Fracture Below Previous Lumbar Stabilization System
A 60-year-old female patient was brought in a wheelchair with complaints of low back and leg pain. It was learned that her pain had intensified following a fall a month ago and did not decrease despite the medication she used.
It was learned that the patient had undergone stabilization surgery after a fracture was detected in her lower back following a fall in 2015, had intermittent low back pain that increased over the last year, and also had sequelae left spastic hemiparesis after a disease in childhood.
MRI examination showed a new fracture in the L4 vertebra. Plain radiograph and CT examinations revealed that the previously performed T11-L3 stabilization system had loosened at the lower end and become dysfunctional.
Figure 1: MRI examinations show a burst fracture in the acute/subacute phase in the L4 vertebra and significant canal stenosis at this level.
Figure 2: Plain radiographs show the dysfunction of the T11-L3 transpedicular screw system placed for a previous L1 fracture, in addition to the fracture in the L4 vertebra. In the L3 screw, screw pullout likely due to loosening is seen on the right side, and the screw head has disengaged from the rod on the left.
Figure 3: The CT scan shows screw loosening on the right at the L3 level (sclerotic halo around the screw), height loss in the anterior and middle columns of the L4 vertebra, fracture lines extending to the corpus and left pedicle, and significant separation in the facet joints on the left at this level. Other screws belonging to the system are not loosened. There is partial facet fusion at the L2-3 level and complete facet fusion at the levels above.
The patient, who could mobilize with a lumbostat corset, had a good general condition, and her neurological examination was unremarkable except for the old sequelae left hemiparesis. She had severe low back (9/10) and left leg (7/10) pain.
Evaluating her current condition with radiographs and examination findings, it was decided to perform vertebroplasty and epidural injection for pain relief.
Treatment Applied
Vertebroplasty was performed on the patient via the left unipedicular approach under local anesthesia and sedation (6 ml methylmethacrylate). Additionally, facet medial branch blocks and left L3-4 and L4-5 transforaminal epidural injections were also administered.
Figure 4: Plain radiographs after L4 vertebroplasty.
The patient described a significant decrease in low back and leg pain (3-4/10) after the procedure. She is mobilized and has no problems in short-term follow-up.
CONCLUSION and COMMENT
It is not uncommon to see fractures at levels adjacent to previously placed instrumentation, especially after trauma. This is because while the levels within the instrumentation system are relatively protected, the vertebrae adjacent to the system (above and below) are levels where stress is concentrated. It is necessary to take this stress concentration and the general condition of the spine into account when planning treatment.

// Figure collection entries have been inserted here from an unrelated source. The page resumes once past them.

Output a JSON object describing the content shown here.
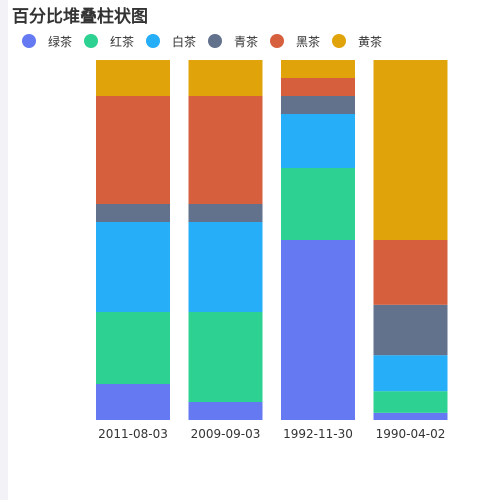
{
  "chart_data": {
    "type": "bar",
    "stacked": true,
    "percent": true,
    "title": "百分比堆叠柱状图",
    "categories": [
      "2011-08-03",
      "2009-09-03",
      "1992-11-30",
      "1990-04-02"
    ],
    "series": [
      {
        "name": "绿茶",
        "color": "#6479f2",
        "values": [
          10,
          5,
          50,
          2
        ]
      },
      {
        "name": "红茶",
        "color": "#2dd191",
        "values": [
          20,
          25,
          20,
          6
        ]
      },
      {
        "name": "白茶",
        "color": "#26aef8",
        "values": [
          25,
          25,
          15,
          10
        ]
      },
      {
        "name": "青茶",
        "color": "#62718c",
        "values": [
          5,
          5,
          5,
          14
        ]
      },
      {
        "name": "黑茶",
        "color": "#d65f3e",
        "values": [
          30,
          30,
          5,
          18
        ]
      },
      {
        "name": "黄茶",
        "color": "#e0a40a",
        "values": [
          10,
          10,
          5,
          50
        ]
      }
    ],
    "ylim": [
      0,
      100
    ],
    "grid": false,
    "legend_position": "top-left"
  }
}
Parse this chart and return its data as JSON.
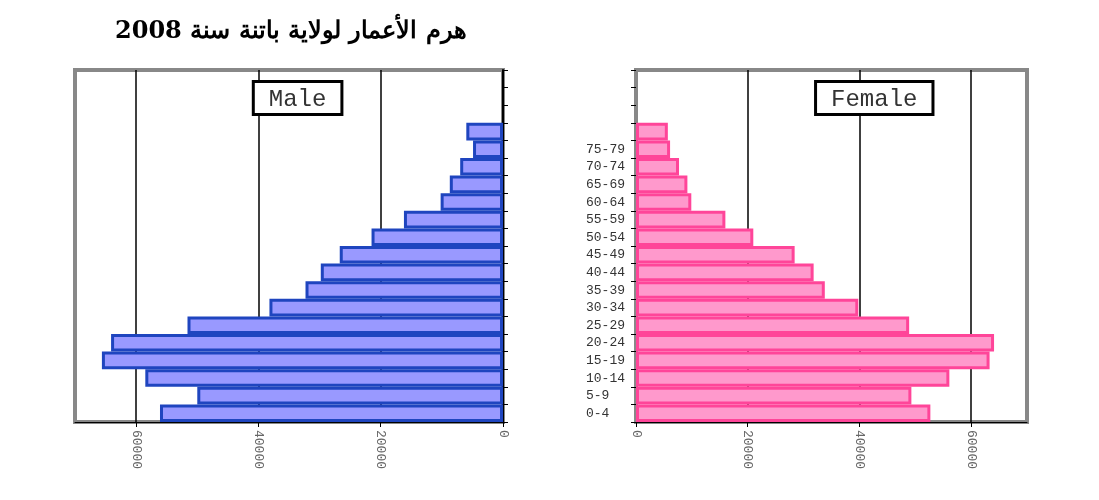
{
  "chart_data": [
    {
      "type": "bar",
      "orientation": "horizontal",
      "title": "هرم الأعمار لولاية باتنة سنة 2008",
      "annotations": [
        "Male"
      ],
      "categories": [
        null,
        null,
        null,
        null,
        null,
        null,
        null,
        null,
        null,
        null,
        null,
        null,
        null,
        null,
        null,
        null,
        null,
        null,
        null,
        null
      ],
      "series": [
        {
          "color": "#9999ff",
          "values": [
            null,
            null,
            null,
            6000,
            4900,
            7000,
            8700,
            10200,
            16200,
            21500,
            26700,
            29800,
            32300,
            38200,
            51600,
            64100,
            65600,
            58500,
            50000,
            56100
          ]
        }
      ],
      "xlim": [
        70000,
        0
      ],
      "xticks": [
        0,
        20000,
        40000,
        60000
      ],
      "grid": "x",
      "tick_labels": "x"
    },
    {
      "type": "bar",
      "orientation": "horizontal",
      "annotations": [
        "Female"
      ],
      "categories": [
        null,
        null,
        null,
        null,
        "75-79",
        "70-74",
        "65-69",
        "60-64",
        "55-59",
        "50-54",
        "45-49",
        "40-44",
        "35-39",
        "30-34",
        "25-29",
        "20-24",
        "15-19",
        "10-14",
        "5-9",
        "0-4"
      ],
      "series": [
        {
          "color": "#ff99cc",
          "values": [
            null,
            null,
            null,
            5700,
            6100,
            7700,
            9200,
            9900,
            16000,
            21000,
            28400,
            31800,
            33800,
            39800,
            48900,
            64100,
            63300,
            56100,
            49300,
            52700
          ]
        }
      ],
      "xlim": [
        0,
        70000
      ],
      "xticks": [
        0,
        20000,
        40000,
        60000
      ],
      "grid": "x"
    }
  ]
}
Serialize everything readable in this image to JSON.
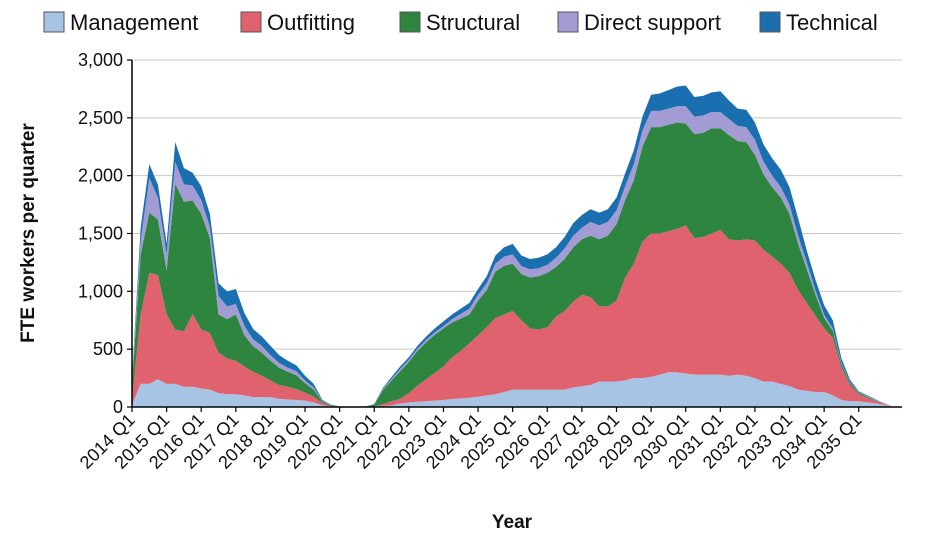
{
  "chart_data": {
    "type": "area",
    "stacked": true,
    "xlabel": "Year",
    "ylabel": "FTE workers per quarter",
    "ylim": [
      0,
      3000
    ],
    "yticks": [
      0,
      500,
      1000,
      1500,
      2000,
      2500,
      3000
    ],
    "ytick_labels": [
      "0",
      "500",
      "1,000",
      "1,500",
      "2,000",
      "2,500",
      "3,000"
    ],
    "xlim": [
      2014,
      2036.25
    ],
    "xticks": [
      2014,
      2015,
      2016,
      2017,
      2018,
      2019,
      2020,
      2021,
      2022,
      2023,
      2024,
      2025,
      2026,
      2027,
      2028,
      2029,
      2030,
      2031,
      2032,
      2033,
      2034,
      2035
    ],
    "xtick_labels": [
      "2014 Q1",
      "2015 Q1",
      "2016 Q1",
      "2017 Q1",
      "2018 Q1",
      "2019 Q1",
      "2020 Q1",
      "2021 Q1",
      "2022 Q1",
      "2023 Q1",
      "2024 Q1",
      "2025 Q1",
      "2026 Q1",
      "2027 Q1",
      "2028 Q1",
      "2029 Q1",
      "2030 Q1",
      "2031 Q1",
      "2032 Q1",
      "2033 Q1",
      "2034 Q1",
      "2035 Q1"
    ],
    "legend_position": "top",
    "grid": "horizontal",
    "x": [
      2014.0,
      2014.25,
      2014.5,
      2014.75,
      2015.0,
      2015.25,
      2015.5,
      2015.75,
      2016.0,
      2016.25,
      2016.5,
      2016.75,
      2017.0,
      2017.25,
      2017.5,
      2017.75,
      2018.0,
      2018.25,
      2018.5,
      2018.75,
      2019.0,
      2019.25,
      2019.5,
      2019.75,
      2020.0,
      2020.25,
      2020.5,
      2020.75,
      2021.0,
      2021.25,
      2021.5,
      2021.75,
      2022.0,
      2022.25,
      2022.5,
      2022.75,
      2023.0,
      2023.25,
      2023.5,
      2023.75,
      2024.0,
      2024.25,
      2024.5,
      2024.75,
      2025.0,
      2025.25,
      2025.5,
      2025.75,
      2026.0,
      2026.25,
      2026.5,
      2026.75,
      2027.0,
      2027.25,
      2027.5,
      2027.75,
      2028.0,
      2028.25,
      2028.5,
      2028.75,
      2029.0,
      2029.25,
      2029.5,
      2029.75,
      2030.0,
      2030.25,
      2030.5,
      2030.75,
      2031.0,
      2031.25,
      2031.5,
      2031.75,
      2032.0,
      2032.25,
      2032.5,
      2032.75,
      2033.0,
      2033.25,
      2033.5,
      2033.75,
      2034.0,
      2034.25,
      2034.5,
      2034.75,
      2035.0,
      2035.25,
      2035.5,
      2035.75,
      2036.0
    ],
    "series": [
      {
        "name": "Management",
        "color": "#a7c4e5",
        "values": [
          20,
          200,
          200,
          240,
          200,
          200,
          175,
          175,
          160,
          150,
          120,
          110,
          110,
          100,
          85,
          85,
          85,
          70,
          65,
          60,
          55,
          40,
          15,
          5,
          5,
          5,
          5,
          5,
          5,
          10,
          15,
          30,
          40,
          45,
          50,
          55,
          60,
          70,
          75,
          80,
          90,
          100,
          110,
          130,
          150,
          150,
          150,
          150,
          150,
          150,
          150,
          170,
          180,
          190,
          220,
          220,
          220,
          230,
          250,
          250,
          260,
          280,
          300,
          300,
          290,
          280,
          280,
          280,
          280,
          270,
          280,
          270,
          250,
          220,
          220,
          200,
          180,
          150,
          140,
          130,
          130,
          100,
          60,
          50,
          50,
          40,
          30,
          20,
          0
        ]
      },
      {
        "name": "Outfitting",
        "color": "#e0626e",
        "values": [
          50,
          600,
          960,
          900,
          600,
          470,
          480,
          630,
          510,
          490,
          350,
          310,
          290,
          250,
          220,
          185,
          145,
          120,
          110,
          95,
          70,
          50,
          20,
          5,
          0,
          0,
          0,
          0,
          0,
          15,
          35,
          40,
          80,
          140,
          190,
          240,
          290,
          360,
          410,
          470,
          530,
          590,
          660,
          670,
          680,
          600,
          530,
          520,
          540,
          630,
          680,
          740,
          790,
          760,
          650,
          650,
          700,
          890,
          990,
          1180,
          1240,
          1220,
          1220,
          1240,
          1280,
          1180,
          1190,
          1220,
          1250,
          1180,
          1160,
          1180,
          1190,
          1140,
          1080,
          1040,
          980,
          860,
          760,
          660,
          550,
          500,
          280,
          140,
          60,
          40,
          20,
          10,
          0
        ]
      },
      {
        "name": "Structural",
        "color": "#2e8540",
        "values": [
          120,
          520,
          520,
          480,
          380,
          1260,
          1120,
          980,
          1000,
          820,
          330,
          340,
          400,
          270,
          220,
          200,
          170,
          150,
          130,
          120,
          80,
          60,
          10,
          5,
          0,
          0,
          0,
          0,
          15,
          120,
          180,
          240,
          270,
          300,
          320,
          330,
          330,
          300,
          280,
          250,
          300,
          320,
          400,
          420,
          410,
          400,
          440,
          460,
          470,
          430,
          450,
          470,
          480,
          530,
          580,
          610,
          660,
          670,
          720,
          820,
          920,
          920,
          920,
          920,
          880,
          900,
          900,
          910,
          880,
          900,
          860,
          840,
          740,
          650,
          600,
          570,
          510,
          400,
          290,
          180,
          90,
          60,
          30,
          20,
          10,
          10,
          5,
          0,
          0
        ]
      },
      {
        "name": "Direct support",
        "color": "#a29bd4",
        "values": [
          30,
          120,
          300,
          190,
          140,
          190,
          150,
          130,
          120,
          100,
          160,
          110,
          90,
          80,
          60,
          60,
          50,
          40,
          35,
          35,
          25,
          20,
          5,
          0,
          0,
          0,
          0,
          0,
          0,
          10,
          15,
          20,
          20,
          20,
          20,
          20,
          20,
          30,
          40,
          50,
          50,
          60,
          70,
          80,
          80,
          70,
          70,
          70,
          70,
          80,
          90,
          100,
          100,
          120,
          120,
          120,
          120,
          120,
          140,
          140,
          140,
          140,
          140,
          140,
          150,
          150,
          150,
          140,
          140,
          140,
          130,
          130,
          130,
          110,
          100,
          90,
          80,
          70,
          60,
          40,
          30,
          20,
          10,
          5,
          5,
          5,
          5,
          0,
          0
        ]
      },
      {
        "name": "Technical",
        "color": "#1a6fb0",
        "values": [
          30,
          110,
          120,
          110,
          90,
          170,
          140,
          110,
          120,
          110,
          110,
          130,
          130,
          110,
          90,
          80,
          80,
          70,
          60,
          50,
          40,
          30,
          10,
          5,
          0,
          0,
          0,
          0,
          5,
          10,
          15,
          20,
          20,
          25,
          30,
          35,
          40,
          40,
          45,
          50,
          50,
          60,
          70,
          80,
          90,
          90,
          90,
          90,
          90,
          90,
          100,
          110,
          110,
          110,
          110,
          110,
          110,
          110,
          120,
          120,
          140,
          150,
          160,
          170,
          180,
          170,
          170,
          170,
          180,
          160,
          150,
          150,
          150,
          150,
          150,
          150,
          150,
          150,
          100,
          90,
          80,
          70,
          40,
          20,
          10,
          5,
          5,
          0,
          0
        ]
      }
    ]
  }
}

In this patient, the failure in the instrumentation system is a confounding factor in the management of the case. This dysfunction suggests that it may be partly responsible for the symptoms and that it would be appropriate to revise the instrumentation system while treating the L4 fracture, thus making it logical to establish a new system that includes the L4 level.
However, the patient's period before the fall a month ago and the fracture at the L4 level was relatively uneventful. Therefore, considering that the loosening at the lower end of the system was asymptomatic and did not require treatment, it was decided to treat only the L4 fracture and the associated canal stenosis. The fact that the facets at the L2-3 level, where there was loosening, were partially fused and stable, and no gas was seen in the L2-3 disc in the CT examination influenced this decision. Likewise, the L3-4 disc was also quite well preserved. These factors suggested that stabilizing the L4 vertebra would be sufficient, and vertebroplasty was decided upon.
The second difficulty in the patient is that the fracture at the L4 level narrows the canal and the patient has left leg pain in addition to low back pain. If this stenosis had caused a neurological deficit, surgery for canal decompression would have been necessary. However, since there was only pain, it was thought that the problem might consist of temporary root trauma due to acute narrowing of the canal followed by edema, and if radicular pain control is achieved and the vertebra is stabilized with vertebroplasty, there may be no symptoms related to canal stenosis in the long term. For this reason, a transforaminal epidural injection was also applied during vertebroplasty.
The significant decrease in leg pain and its non-recurrence support the correctness of this theory. Of course, this thought could have been wrong, and the leg pain in the patient could have persisted. In this case, the second step planned was to decompress the root under pressure with a minimally invasive decompression.
The alternative to the applied treatment is the revision of the lower end of the dysfunctional instrumentation system, extending the instrumentation system one level below (L5), and providing canal decompression with laminectomy in the same session. It is obvious that such a surgery, which would require general anesthesia, could bring its own problems and future risks.
The treatment performed is an example of the stepwise minimally invasive intervention philosophy that we frequently apply. The cornerstones of this philosophy are to identify the main problem causing the clinical issue and correct the clinical picture with the smallest and least risky intervention possible (if possible, without any intervention), if the applied intervention is not sufficient, to add the next least invasive intervention and follow the patient, and to always save the most invasive and risky interventions for last.